Too often the efforts of church planting and evangelism in unreached places, goes by the term ‘missions.’ But when a group of believers is sufficiently gathered, we then say that a ‘church’ has been established. The linking of terms in a before-after type of relationship has often been propagated by mission agencies themselves.
But is this a good way of talking about things? When mission grows up, does it become a church?
The problem with this is well considered by Hoedemaker’s summary of a missiologist from the last generation,
“Can a development of mission into church really be considered a maturing? Is it not, rather, a betrayal of the fundamental missionary meaning of “church” (the church happens as the Gospel of the kingdom is brought to the world)? “The Legacy of J.C. Hoekendijk (International Bulletin of Missionary Research, 19 no 4 O 1995, p 166-170)
Don’t many of us feel that way now, after the explosion of the missional church, after the critique of the inward focused church? It’s the church really always already mission?
The criticism is right. We ought not separate the church from mission, and mission doesn’t create a church entity, but rather the church is such as engaged in mission.
But the result of this theological emphasis tends to absolutize, or abstract, from the real, historical processes of, dare I say, actually planting a church. While mission isn’t some great big arrow that points toward a church building (like the picture above), there is a necessary process of maturation and development. It is this process, that while unfortunate, mission agencies hope to convey in describing a shift from a ‘mission’ to a ‘church’.
We must understand that while everything is mission, or that the church is missional, there still is the initial planting, the reaping, and the sending out to plant some more. In the past the first part was considered missions and the latter parts a maturing church. Does this mean a selling out to institutionalism? Maybe. Does it always mean this? No.

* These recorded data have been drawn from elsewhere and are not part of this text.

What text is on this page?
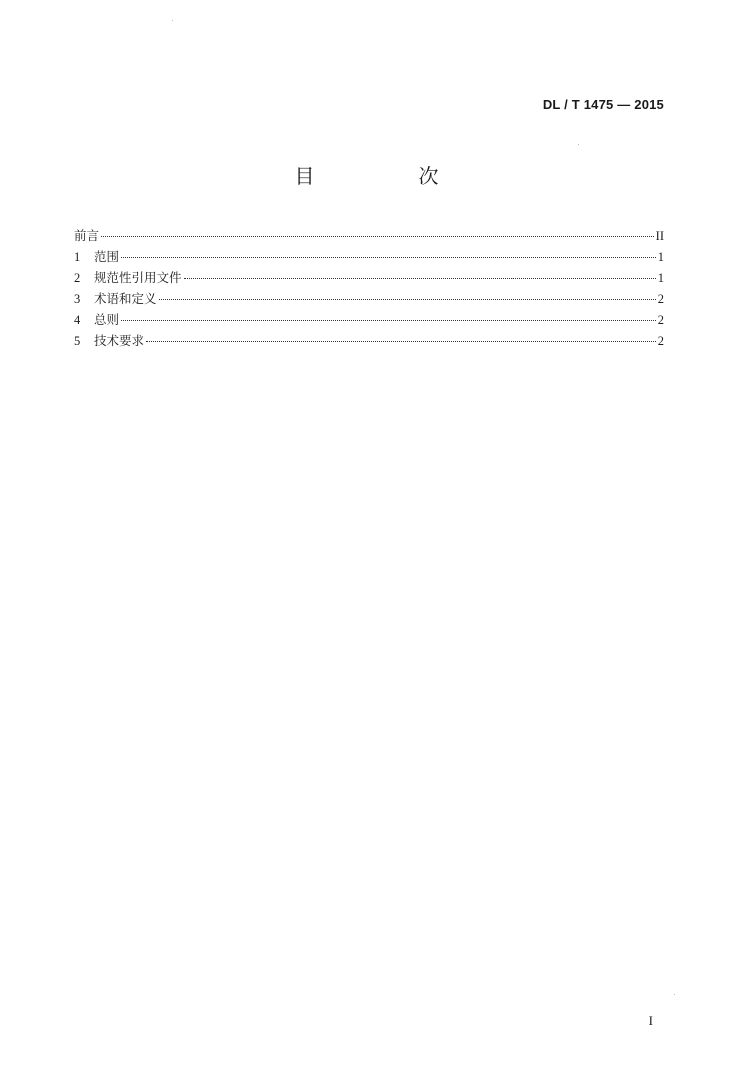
DL / T 1475 — 2015
目　次
前言	II
1	范围	1
2	规范性引用文件	1
3	术语和定义	2
4	总则	2
5	技术要求	2
I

It just means that some plant (a missionary, an evangelists, one gifted with apostolic fervor), and others reap (a shepherd, a prophet, a teacher). All the gifts are used toward the maturing of the church for mission. And at some point, a new church will begin to send out mature missionaries to plant somewhere else. But to affirm this process is not to deny the missionary nature of the church.
Indeed, as Hoedemaker states concerning Hoekendijk,
there may be traces of an original evangelical spirituality in this suspicion, akin to the revivalistic mistrust of all ecclesial establishment.
I’m all for revival and pray for them myself, but I too worry of this too oft knee-jerk reaction against the establishment as a pietistic impulse. And certainly, while John Wesley was saved by pietists, he also organized his movement and changed English-speaking ecclesial landscape.